Hi, I am new to the forum, I am looking at a used BRUTE 29" 10 horse power Tecumseh motor snow blower. I don't know how old it is. It is selling for $500.00. It is red with black trim, on the motor it is model HMSK100 and specs no: 159243T. Does anybody know how old it is and if it is hard to get parts for it. Is it a good buy. It looks in good shape.


----------



## 43128

God no that's a terrible buy, way overpriced


----------



## Rob711

Maybe that's a good price cause he's in Alaska. If only we had a way to see where he was from..hmmmmm


----------



## Rob711

Or he can go to harbor freight, might be princess auto, or Eskimo trader. All these choices are contingent on the posters local


----------



## Normex

thewrist said:


> Hi, I am new to the forum, I am looking at a used BRUTE 29" 10 horse power Tecumseh motor snow blower. I don't know how old it is. It is selling for $500.00. It is red with black trim, on the motor it is model HMSK100 and specs no: 159243T. Does anybody know how old it is and if it is hard to get parts for it. Is it a good buy. It looks in good shape.

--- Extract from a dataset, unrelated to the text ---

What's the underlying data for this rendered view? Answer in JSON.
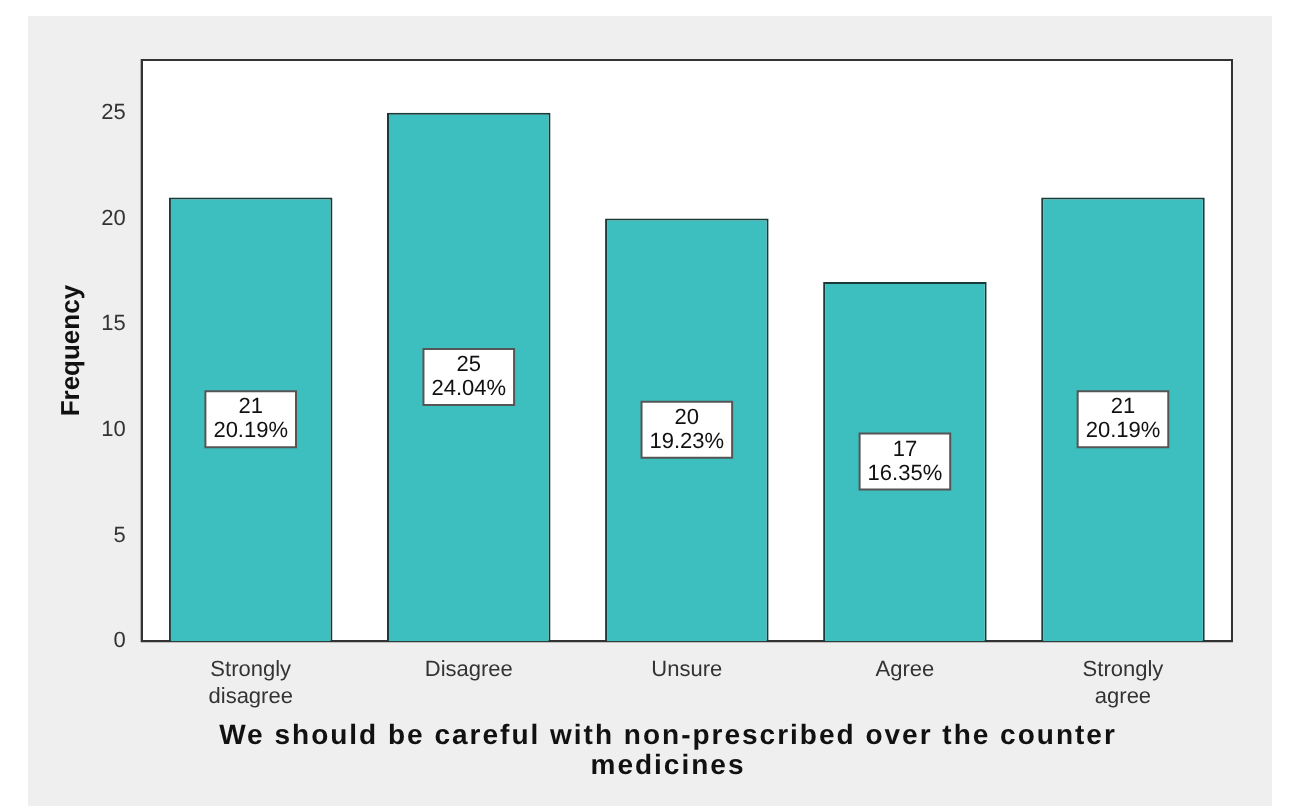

 Like mentioned it sounds way over priced but it's all up to you!
and :white^_^arial^_^0^_


----------



## Kiss4aFrog

Welcome to the forum wrist :white^_^arial^_^0^_

I'm not up on prices in your area but that sure seems to be a lot of money for not that much of a machine.
Around here (the forum) we tend not to think of the lower priced models as being a good purchase. Machines like MTD, Brute, Troybilt, Craftsman all get the job done and they'll work they just aren't the same quality as the Honda, Toro, Ariens machines that "we" tend to lean to.

If it's in good shape it's a 29" with good power it's just not on what most of us think of as a quality machine. Should still get the job done for your with proper care.

If you can do the maintenance on it and are willing to tackle most of the repairs it will get the job done but I'm thinking you can get better for that amount of money.

The more remote you are the less true that above statement becomes as I used to work for a transportation maintenance company that had a location so far north everything had to be flown in. I still cringe at what the end cost was for a spark plug or oil filter by the time "freight" was figured in to get it there.


----------



## thewrist

*Brute 29" 10 hp Tecumseh motor*

Well that is why I went on the forum. Thanks. Forget that one. I was trying to save money and buy used. Probably go with a new 27" Ariens with I think 10 hp or Husqvarna 27" it has a 291cc engine or the 30" for $100 dollars more with a 291cc motor. I would buy from a dealer not a box store. Which do you think or any other ideas.


----------



## thewrist

Oops the Ariens is a 28" with 309cc motor.


----------



## Normex

thewrist said:


> Oops the Ariens is a 28" with 309cc motor.


Ariens is one thousand fold better and Good Luck


----------



## thewrist

When looking at reviews a lot of the Ariens bought from Home Depot were not lasting but a few months then having problems. Are the ones you get from a dealer a different quality?


----------



## Normex

thewrist said:


> When looking at reviews a lot of the Ariens bought from Home Depot were not lasting but a few months then having problems. Are the ones you get from a dealer a different quality?


 At the dealer you may get a higher quality at least with the set up and assembly as HD are assembled by low paid employees but hey everyone has to make a living.


----------